Moderate your pace of trading: A lot of new traders fall into the trap of overtrading in an effort to leverage multiple trading opportunities to increase their chances of making more profits. Although binary options are one of the easiest ways to profit from the financial markets, you certainly will not become rich overnight even if you executed multiple trades in a day especially as a novice trader who is starting out with limited capital. The rule of thumb is to execute well-thought out, high quality trades to increase your wins and minimize your losses. Of course, the other side of the coin is overthinking your trades or being too patient to take advantage of good set-ups. It is recommendable to plan your price levels prior to executing a trade; this way, you will be able to make a move when the set-up is favorable.
Keep emotions a bay: Let’s face it—spending money can be emotional.

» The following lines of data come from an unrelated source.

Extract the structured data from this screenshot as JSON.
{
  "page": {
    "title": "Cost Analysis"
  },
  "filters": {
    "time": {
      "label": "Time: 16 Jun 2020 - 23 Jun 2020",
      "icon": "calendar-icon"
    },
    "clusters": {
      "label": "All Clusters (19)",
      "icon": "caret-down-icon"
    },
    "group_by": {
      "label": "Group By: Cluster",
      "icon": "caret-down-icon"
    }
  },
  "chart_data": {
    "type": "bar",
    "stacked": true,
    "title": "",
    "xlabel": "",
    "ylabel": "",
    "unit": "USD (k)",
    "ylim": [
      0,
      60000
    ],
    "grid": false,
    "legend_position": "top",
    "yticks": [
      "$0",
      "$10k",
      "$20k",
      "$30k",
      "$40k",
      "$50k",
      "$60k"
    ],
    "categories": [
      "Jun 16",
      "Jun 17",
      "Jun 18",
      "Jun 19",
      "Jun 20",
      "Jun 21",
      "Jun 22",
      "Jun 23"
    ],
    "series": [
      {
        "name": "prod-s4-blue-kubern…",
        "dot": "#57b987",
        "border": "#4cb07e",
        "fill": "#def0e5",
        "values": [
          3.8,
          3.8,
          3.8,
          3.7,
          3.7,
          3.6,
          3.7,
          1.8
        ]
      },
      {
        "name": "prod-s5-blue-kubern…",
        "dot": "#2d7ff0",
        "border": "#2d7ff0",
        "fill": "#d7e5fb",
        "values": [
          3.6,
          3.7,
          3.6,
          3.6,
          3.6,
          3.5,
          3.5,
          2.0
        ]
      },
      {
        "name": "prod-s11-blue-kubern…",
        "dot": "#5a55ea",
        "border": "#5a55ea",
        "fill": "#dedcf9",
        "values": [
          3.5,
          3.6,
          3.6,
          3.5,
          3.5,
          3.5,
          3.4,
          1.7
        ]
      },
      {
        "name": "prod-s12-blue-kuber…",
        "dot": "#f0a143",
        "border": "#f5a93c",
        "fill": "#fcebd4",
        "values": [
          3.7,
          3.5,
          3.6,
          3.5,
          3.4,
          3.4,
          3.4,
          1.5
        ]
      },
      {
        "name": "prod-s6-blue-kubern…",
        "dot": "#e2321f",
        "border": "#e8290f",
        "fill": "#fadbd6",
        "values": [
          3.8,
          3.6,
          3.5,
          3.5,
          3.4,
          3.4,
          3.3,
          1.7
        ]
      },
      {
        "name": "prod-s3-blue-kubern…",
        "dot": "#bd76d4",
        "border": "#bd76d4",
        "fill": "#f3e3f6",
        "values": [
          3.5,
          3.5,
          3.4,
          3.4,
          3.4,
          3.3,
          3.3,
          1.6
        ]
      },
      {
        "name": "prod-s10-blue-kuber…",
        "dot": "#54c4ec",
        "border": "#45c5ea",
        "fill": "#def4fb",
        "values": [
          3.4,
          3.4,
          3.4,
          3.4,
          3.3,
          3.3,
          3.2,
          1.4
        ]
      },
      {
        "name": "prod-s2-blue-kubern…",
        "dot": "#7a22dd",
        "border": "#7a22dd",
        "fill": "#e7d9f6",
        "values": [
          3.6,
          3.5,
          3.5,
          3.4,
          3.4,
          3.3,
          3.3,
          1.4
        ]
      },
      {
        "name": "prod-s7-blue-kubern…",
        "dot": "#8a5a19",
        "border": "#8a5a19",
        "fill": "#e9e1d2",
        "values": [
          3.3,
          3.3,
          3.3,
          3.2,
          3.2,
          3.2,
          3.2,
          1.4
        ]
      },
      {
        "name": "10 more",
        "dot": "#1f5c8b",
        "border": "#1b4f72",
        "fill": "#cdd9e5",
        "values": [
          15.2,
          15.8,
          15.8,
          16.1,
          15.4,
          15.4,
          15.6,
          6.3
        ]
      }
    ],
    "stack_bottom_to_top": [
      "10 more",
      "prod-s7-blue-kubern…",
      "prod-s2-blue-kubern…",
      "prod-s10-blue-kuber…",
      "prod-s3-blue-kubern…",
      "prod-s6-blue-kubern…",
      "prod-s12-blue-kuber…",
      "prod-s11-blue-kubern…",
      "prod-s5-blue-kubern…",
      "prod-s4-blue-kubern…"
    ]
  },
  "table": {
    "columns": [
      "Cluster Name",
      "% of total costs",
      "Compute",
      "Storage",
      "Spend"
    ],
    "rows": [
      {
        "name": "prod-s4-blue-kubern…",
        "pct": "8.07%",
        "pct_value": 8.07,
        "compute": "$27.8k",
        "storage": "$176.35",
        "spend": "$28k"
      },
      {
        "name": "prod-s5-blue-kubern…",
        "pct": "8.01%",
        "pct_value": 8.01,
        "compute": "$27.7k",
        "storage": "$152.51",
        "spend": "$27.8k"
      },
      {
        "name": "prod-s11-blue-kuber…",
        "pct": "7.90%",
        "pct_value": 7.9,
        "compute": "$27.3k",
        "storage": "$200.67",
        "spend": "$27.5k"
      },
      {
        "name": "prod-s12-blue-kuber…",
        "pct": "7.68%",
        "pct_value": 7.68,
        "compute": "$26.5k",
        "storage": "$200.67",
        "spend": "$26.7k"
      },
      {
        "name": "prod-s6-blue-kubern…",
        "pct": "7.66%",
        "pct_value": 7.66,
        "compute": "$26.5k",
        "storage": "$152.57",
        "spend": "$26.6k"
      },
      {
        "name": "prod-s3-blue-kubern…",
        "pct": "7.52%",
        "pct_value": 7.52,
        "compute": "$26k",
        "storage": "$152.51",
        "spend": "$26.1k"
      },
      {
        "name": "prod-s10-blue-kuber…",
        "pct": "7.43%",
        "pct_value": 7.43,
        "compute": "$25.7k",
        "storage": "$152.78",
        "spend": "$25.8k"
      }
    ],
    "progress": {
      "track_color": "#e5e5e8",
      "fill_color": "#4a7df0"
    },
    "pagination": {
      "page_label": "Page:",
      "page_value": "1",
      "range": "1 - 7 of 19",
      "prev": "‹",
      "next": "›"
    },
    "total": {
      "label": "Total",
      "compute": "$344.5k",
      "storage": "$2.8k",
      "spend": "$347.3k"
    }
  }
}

No one wants to lose their hard earned money. Making your trade decisions based on fleeting emotions is a major mistake that could cause you significant losses. How do you separate emotions from your trades? It is best if you invest just 1% of your extra income on any trade you choose to engage in. This might look like such a negligible amount to invest but the smaller the amount you put on the line, the lesser emotionally entangled you will be with any trade that you execute.
Focus less on the money: This point relates to the one above. Knowingly or unknowingly, many traders have a specific payout target that they want to attain at the end of the day, week or month. Of course, every trader wants to make profits but if you make money your main focus, you will certainly become very emotional over your trades. In turn, you will lose focus on making high quality traders, thereby increasing your losses. A better approach is setting a realistic goal, for example, by targeting to have 65% of your trades ending in the money.